National Portrait Gallery’s “Portraits After 5” Recognizes Asian Pacific American Heritage Month
The Smithsonian’s National Portrait Gallery presents another installation of “Portraits After 5” with a free after-hours celebration, KYOPO: Multiplicity, connected with its exhibition, “Portraiture Now: Asian American Portraits of Encounter” Friday, May 18, 8 p.m.–11 p.m.
The event, taking place in the museum courtyard, will incorporate composed music performed by an eight-piece orchestra and Korean artist CYJO’s art to explore different facets of cross-cultural identity. Three projection screens will be used to display slideshow projections of 240 people profiled and moving words from the “KYOPO project,” which will be manipulated by a dancer using Wii technology. These projections will be choreographed to the music in select movements.

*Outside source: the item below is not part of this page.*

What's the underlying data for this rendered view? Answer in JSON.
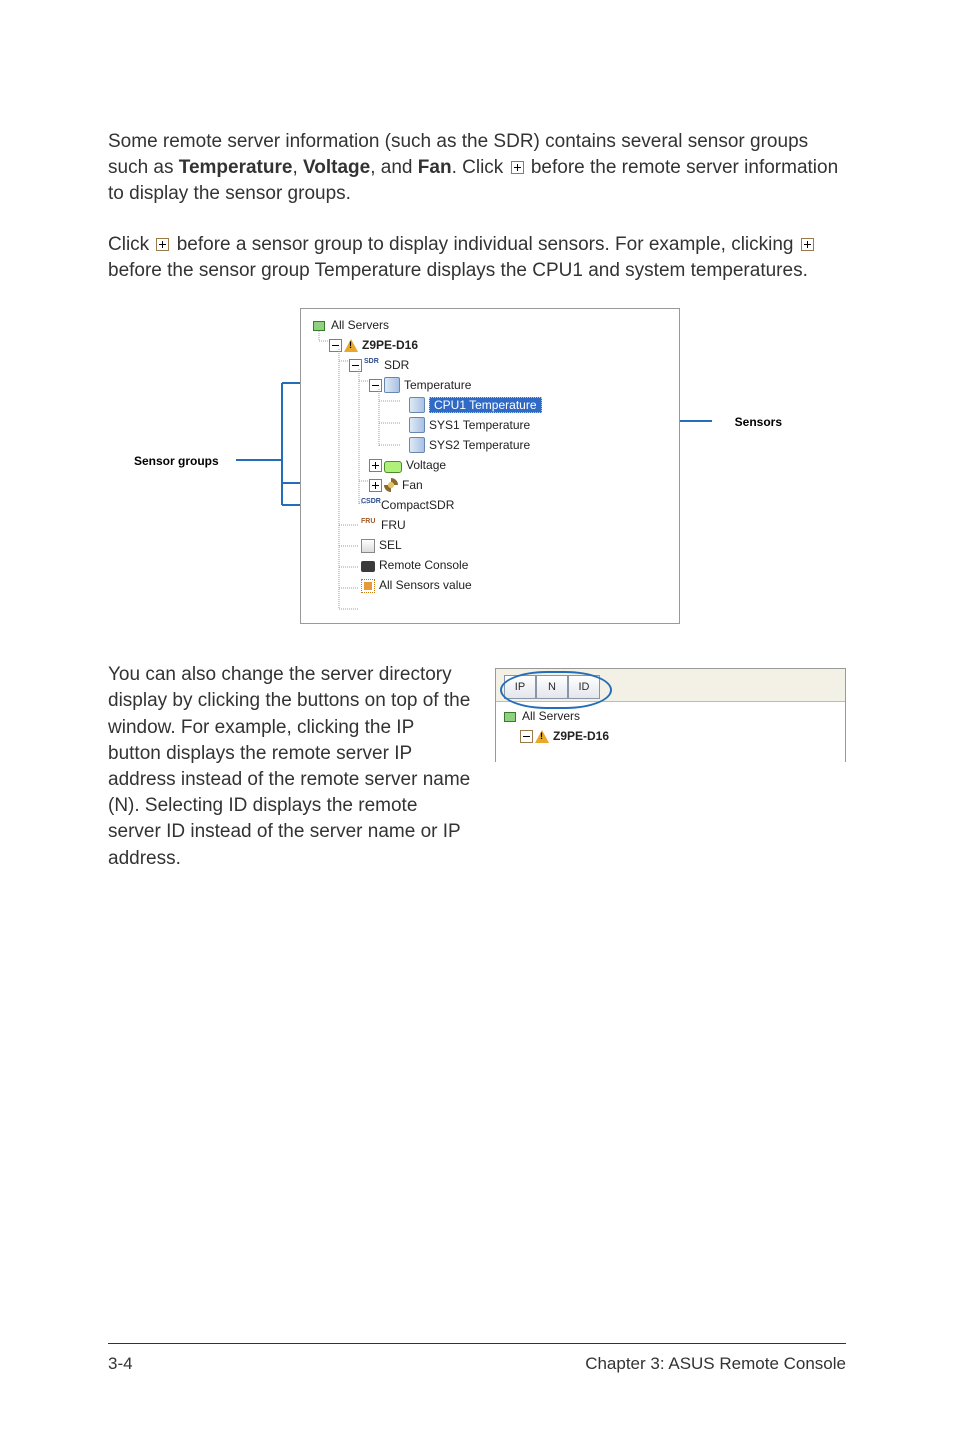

Together they will demonstrate the collective and individual experience of KYOPO (a term used to distinguish Koreans who live outside of Korea).

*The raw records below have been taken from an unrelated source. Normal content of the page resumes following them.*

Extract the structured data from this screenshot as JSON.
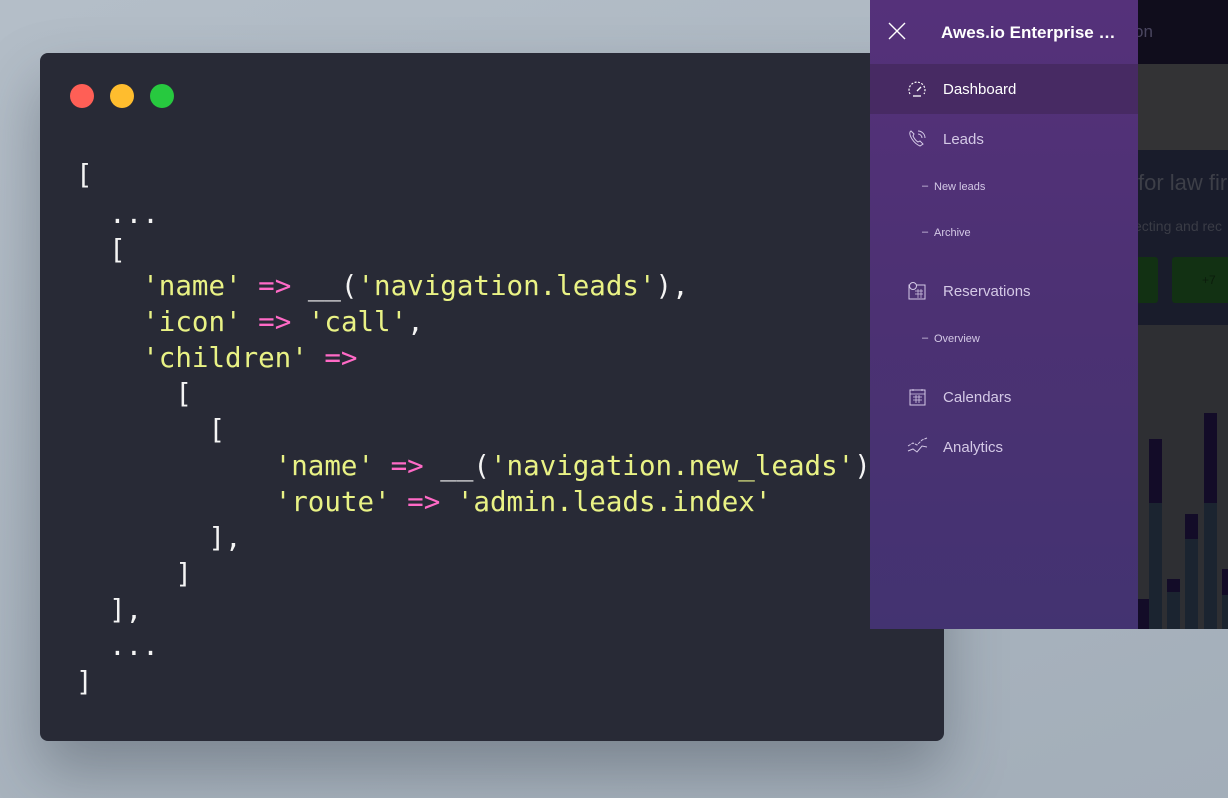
{
  "code_window": {
    "traffic_lights": {
      "close": "#ff5f56",
      "minimize": "#ffbd2e",
      "maximize": "#27c93f"
    },
    "lines": [
      [
        {
          "t": "p",
          "v": "["
        }
      ],
      [
        {
          "t": "p",
          "v": "  ..."
        }
      ],
      [
        {
          "t": "p",
          "v": "  ["
        }
      ],
      [
        {
          "t": "p",
          "v": "    "
        },
        {
          "t": "s",
          "v": "'name'"
        },
        {
          "t": "p",
          "v": " "
        },
        {
          "t": "o",
          "v": "=>"
        },
        {
          "t": "p",
          "v": " __("
        },
        {
          "t": "s",
          "v": "'navigation.leads'"
        },
        {
          "t": "p",
          "v": "),"
        }
      ],
      [
        {
          "t": "p",
          "v": "    "
        },
        {
          "t": "s",
          "v": "'icon'"
        },
        {
          "t": "p",
          "v": " "
        },
        {
          "t": "o",
          "v": "=>"
        },
        {
          "t": "p",
          "v": " "
        },
        {
          "t": "s",
          "v": "'call'"
        },
        {
          "t": "p",
          "v": ","
        }
      ],
      [
        {
          "t": "p",
          "v": "    "
        },
        {
          "t": "s",
          "v": "'children'"
        },
        {
          "t": "p",
          "v": " "
        },
        {
          "t": "o",
          "v": "=>"
        }
      ],
      [
        {
          "t": "p",
          "v": "      ["
        }
      ],
      [
        {
          "t": "p",
          "v": "        ["
        }
      ],
      [
        {
          "t": "p",
          "v": "            "
        },
        {
          "t": "s",
          "v": "'name'"
        },
        {
          "t": "p",
          "v": " "
        },
        {
          "t": "o",
          "v": "=>"
        },
        {
          "t": "p",
          "v": " __("
        },
        {
          "t": "s",
          "v": "'navigation.new_leads'"
        },
        {
          "t": "p",
          "v": "),"
        }
      ],
      [
        {
          "t": "p",
          "v": "            "
        },
        {
          "t": "s",
          "v": "'route'"
        },
        {
          "t": "p",
          "v": " "
        },
        {
          "t": "o",
          "v": "=>"
        },
        {
          "t": "p",
          "v": " "
        },
        {
          "t": "s",
          "v": "'admin.leads.index'"
        }
      ],
      [
        {
          "t": "p",
          "v": "        ],"
        }
      ],
      [
        {
          "t": "p",
          "v": "      ]"
        }
      ],
      [
        {
          "t": "p",
          "v": "  ],"
        }
      ],
      [
        {
          "t": "p",
          "v": "  ..."
        }
      ],
      [
        {
          "t": "p",
          "v": "]"
        }
      ]
    ]
  },
  "sidebar": {
    "title": "Awes.io Enterprise Edition",
    "close_icon": "close-icon",
    "items": [
      {
        "label": "Dashboard",
        "icon": "speedometer-icon",
        "active": true
      },
      {
        "label": "Leads",
        "icon": "phone-call-icon",
        "children": [
          "New leads",
          "Archive"
        ]
      },
      {
        "label": "Reservations",
        "icon": "calendar-clock-icon",
        "children": [
          "Overview"
        ]
      },
      {
        "label": "Calendars",
        "icon": "calendar-icon"
      },
      {
        "label": "Analytics",
        "icon": "trend-lines-icon"
      }
    ]
  },
  "background_app": {
    "header_fragment": "on",
    "hero_title_fragment": "for law fir",
    "hero_subtitle_fragment": "ecting and rec",
    "button_fragment": "+7"
  }
}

Artists collaborating on the project are CYJO, who created the “KYOPO Project”—currently part of “Portraiture Now: Asian American Portraits of Encounter”; Benoit Granier, French composer; Anthony Paul De Ritis, American composer; and Dana Tai Soon Burgess, a Korean American choreographer. As an added connection, Burgess is featured in the “KYOPO Project.”

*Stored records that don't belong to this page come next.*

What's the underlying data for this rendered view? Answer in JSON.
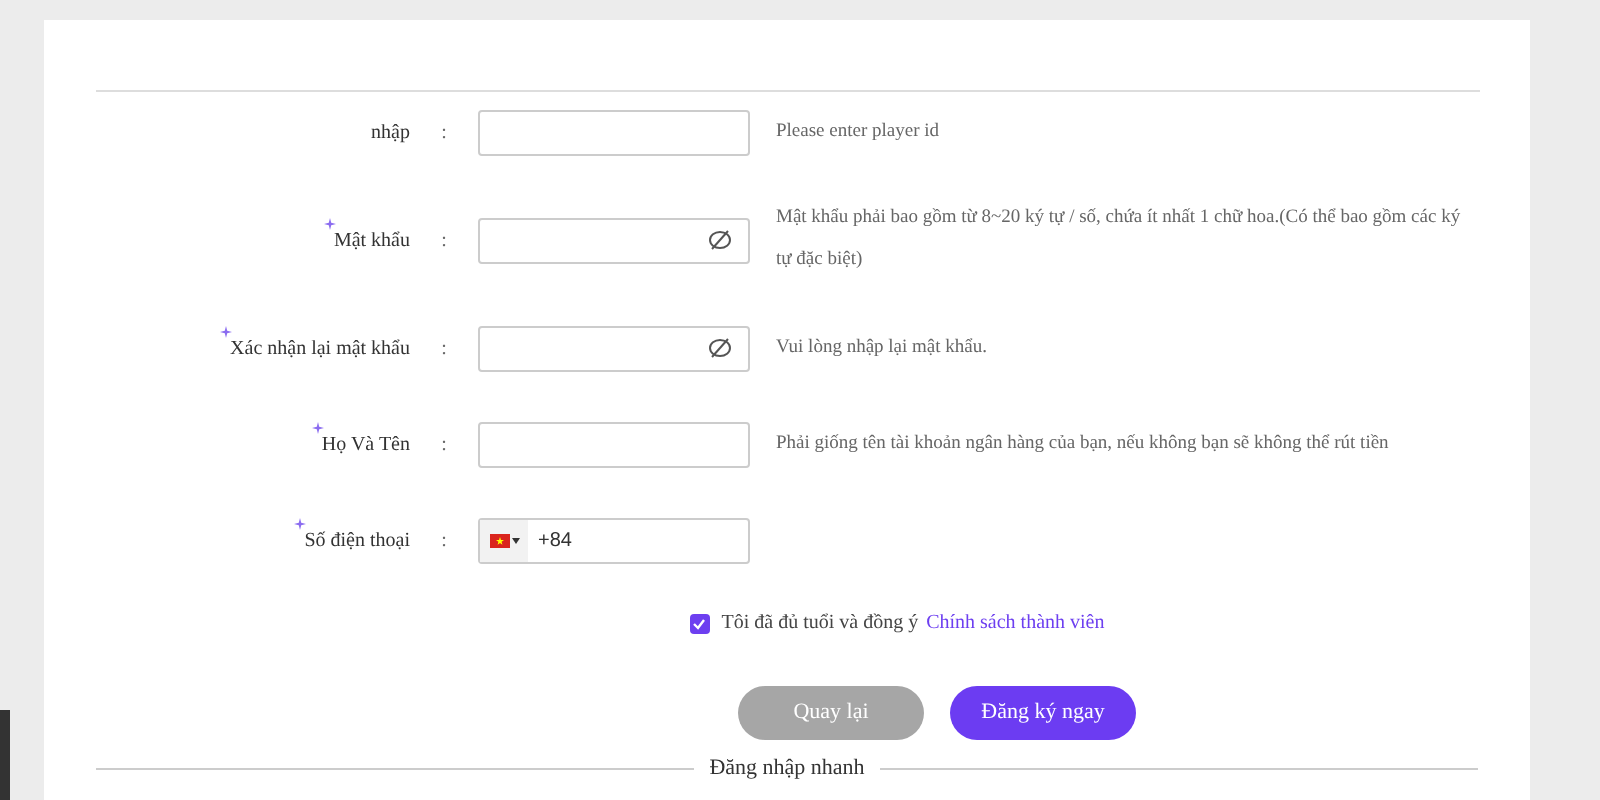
{
  "fields": [
    {
      "label": "nhập",
      "separator": ":",
      "required": false,
      "kind": "text",
      "hint": "Please enter player id"
    },
    {
      "label": "Mật khẩu",
      "separator": ":",
      "required": true,
      "kind": "password",
      "hint": "Mật khẩu phải bao gồm từ 8~20 ký tự / số, chứa ít nhất 1 chữ hoa.(Có thể bao gồm các ký tự đặc biệt)"
    },
    {
      "label": "Xác nhận lại mật khẩu",
      "separator": ":",
      "required": true,
      "kind": "password",
      "hint": "Vui lòng nhập lại mật khẩu."
    },
    {
      "label": "Họ Và Tên",
      "separator": ":",
      "required": true,
      "kind": "text",
      "hint": "Phải giống tên tài khoản ngân hàng của bạn, nếu không bạn sẽ không thể rút tiền"
    },
    {
      "label": "Số điện thoại",
      "separator": ":",
      "required": true,
      "kind": "phone",
      "value": "+84"
    }
  ],
  "agreement": {
    "checked": true,
    "text": "Tôi đã đủ tuổi và đồng ý",
    "link": "Chính sách thành viên"
  },
  "buttons": [
    {
      "label": "Quay lại",
      "kind": "secondary"
    },
    {
      "label": "Đăng ký ngay",
      "kind": "primary"
    }
  ],
  "quick_login": {
    "title": "Đăng nhập nhanh"
  }
}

This “Portraits After 5” is sponsored by the Korean Cultural Center at the Embassy of the Republic of Korea and the DC Commission on the Arts and Humanities. Collaborators include the National Endowment for the Arts; Northeastern University’s College of Arts, Media and Design; Yale School of Music; Quince Imaging; Smithsonian Asian Pacific American Program; and the Cherry Blossom Giving Circle.